The footnote was in reference to the following statement by the Board agent in the warning and dismissal letters:
… to state a prima facie case for unlawful retaliation, the charging party must show: (1) the employee exercised rights under EERA; (2) the employer had knowledge of the exercise of those rights; (3) the employer took adverse action against the employee; and (4) the employer took the action because of the exercise of those rights. (Novato Unified School District (1982) PERB Decision No. 210 (Novato); Campbell Municipal Employees Assn. v. City of Campbell (1982) 131 Cal.App.3d 416 (Campbell); San Leandro Police Officers Assn. v. City of San Leandro (1976) 55 Cal.App.3d 553 (San Leandro).
The Board agent cited to Campbell and San Leandro as support for PERB’s standard on establishing a prima facie case of discrimination. This was nothing new. A quick Westlaw search reveals that the exact language used by the Board agent in this case has been used in at least 27 ALJ and Board decisions in the past few years. In fact, the exact language used by the Board agent has been cited by the Board in at least 7 precedential decisions (See PERB Decisions Nos. 2112, 2091, 2086, 2065, 2057, 2021, 2020.) So what does this footnote mean? It’s not entirely clear.
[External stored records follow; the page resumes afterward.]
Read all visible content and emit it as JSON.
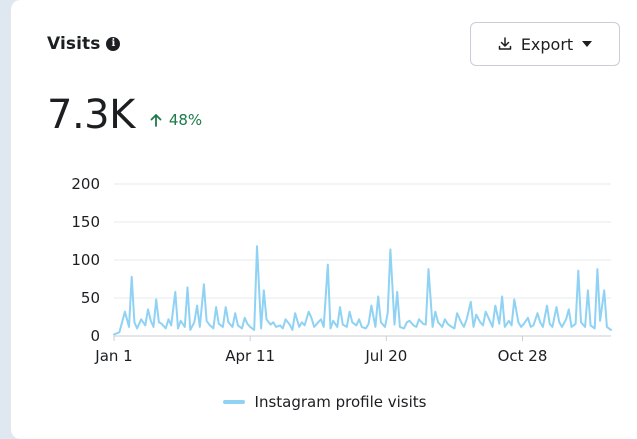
{
  "card": {
    "title": "Visits",
    "info_icon": "info-icon",
    "export_label": "Export",
    "export_icon": "download-icon",
    "export_caret_icon": "caret-down-icon",
    "metric_value": "7.3K",
    "metric_change": "48%",
    "metric_change_icon": "arrow-up-icon",
    "metric_change_color": "#1e7a4c"
  },
  "chart_data": {
    "type": "line",
    "title": "",
    "xlabel": "",
    "ylabel": "",
    "ylim": [
      0,
      200
    ],
    "yticks": [
      0,
      50,
      100,
      150,
      200
    ],
    "xtick_labels": [
      "Jan 1",
      "Apr 11",
      "Jul 20",
      "Oct 28"
    ],
    "xtick_days": [
      0,
      100,
      200,
      300
    ],
    "xlim_days": [
      0,
      365
    ],
    "grid": true,
    "legend_position": "bottom-center",
    "series": [
      {
        "name": "Instagram profile visits",
        "color": "#8fd2f4",
        "x_days": [
          0,
          4,
          8,
          11,
          13,
          15,
          17,
          20,
          23,
          25,
          27,
          29,
          31,
          33,
          35,
          38,
          40,
          42,
          45,
          47,
          49,
          52,
          54,
          56,
          59,
          61,
          63,
          66,
          68,
          70,
          73,
          75,
          77,
          80,
          82,
          84,
          87,
          89,
          91,
          94,
          96,
          98,
          100,
          103,
          105,
          108,
          110,
          112,
          115,
          117,
          119,
          122,
          124,
          126,
          129,
          131,
          133,
          136,
          138,
          140,
          143,
          145,
          147,
          150,
          152,
          154,
          157,
          159,
          161,
          164,
          166,
          168,
          171,
          173,
          175,
          178,
          180,
          182,
          185,
          187,
          189,
          192,
          194,
          196,
          199,
          201,
          203,
          206,
          208,
          210,
          213,
          215,
          217,
          220,
          222,
          224,
          227,
          229,
          231,
          234,
          236,
          238,
          241,
          243,
          245,
          248,
          250,
          252,
          255,
          257,
          259,
          262,
          264,
          266,
          269,
          271,
          273,
          276,
          278,
          280,
          283,
          285,
          287,
          290,
          292,
          294,
          297,
          299,
          301,
          304,
          306,
          308,
          311,
          313,
          315,
          318,
          320,
          322,
          325,
          327,
          329,
          332,
          334,
          336,
          339,
          341,
          343,
          346,
          348,
          350,
          353,
          355,
          357,
          360,
          362,
          365
        ],
        "values": [
          2,
          5,
          32,
          12,
          78,
          18,
          10,
          22,
          14,
          35,
          20,
          12,
          48,
          18,
          16,
          10,
          22,
          14,
          58,
          10,
          20,
          12,
          64,
          8,
          18,
          40,
          12,
          68,
          20,
          15,
          10,
          38,
          16,
          12,
          38,
          18,
          12,
          30,
          14,
          10,
          24,
          16,
          12,
          8,
          118,
          10,
          60,
          22,
          15,
          18,
          12,
          14,
          10,
          22,
          15,
          8,
          30,
          12,
          18,
          14,
          32,
          24,
          12,
          18,
          22,
          12,
          94,
          10,
          20,
          12,
          38,
          15,
          12,
          32,
          18,
          14,
          22,
          12,
          10,
          16,
          40,
          12,
          52,
          18,
          12,
          30,
          114,
          15,
          58,
          12,
          10,
          18,
          20,
          14,
          12,
          22,
          16,
          15,
          88,
          12,
          32,
          18,
          12,
          22,
          16,
          12,
          10,
          30,
          18,
          12,
          22,
          45,
          12,
          28,
          18,
          14,
          32,
          20,
          12,
          40,
          16,
          52,
          12,
          20,
          14,
          48,
          18,
          12,
          16,
          24,
          12,
          14,
          30,
          18,
          12,
          40,
          16,
          12,
          38,
          18,
          12,
          22,
          35,
          12,
          16,
          86,
          18,
          12,
          60,
          14,
          10,
          88,
          20,
          60,
          12,
          8
        ]
      }
    ]
  }
}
Certainly, Campbell and San Leandro don’t enumerate the elements for establishing a prima facie case of discrimination. Campbell and San Leandro arguably deal more with how to establish a case of interference, as opposed to discrimination. So I think the Board is just saying that in the future Campbell and San Leandro should not be cited as support for the Novato elements. The confusing part is that there still remain at least 7 precedential decisions using the exact same language the Board chose not to adopt in this case. The Board didn’t explicitly overrule those prior decisions. So without a more thorough explanation it’s difficult to tell what the Board intended to be the effect of the footnote.
My personal opinion is that the footnote is just an instructional comment from the Board to its Board agents. I don’t think there is any intent to change the Novato standard or somehow alter it by removing Campbell and San Leandro as supporting decisions. I think the Board just realized, perhaps belatedly, that Campbell and San Leandro are unnecessary citations to support the Novato elements.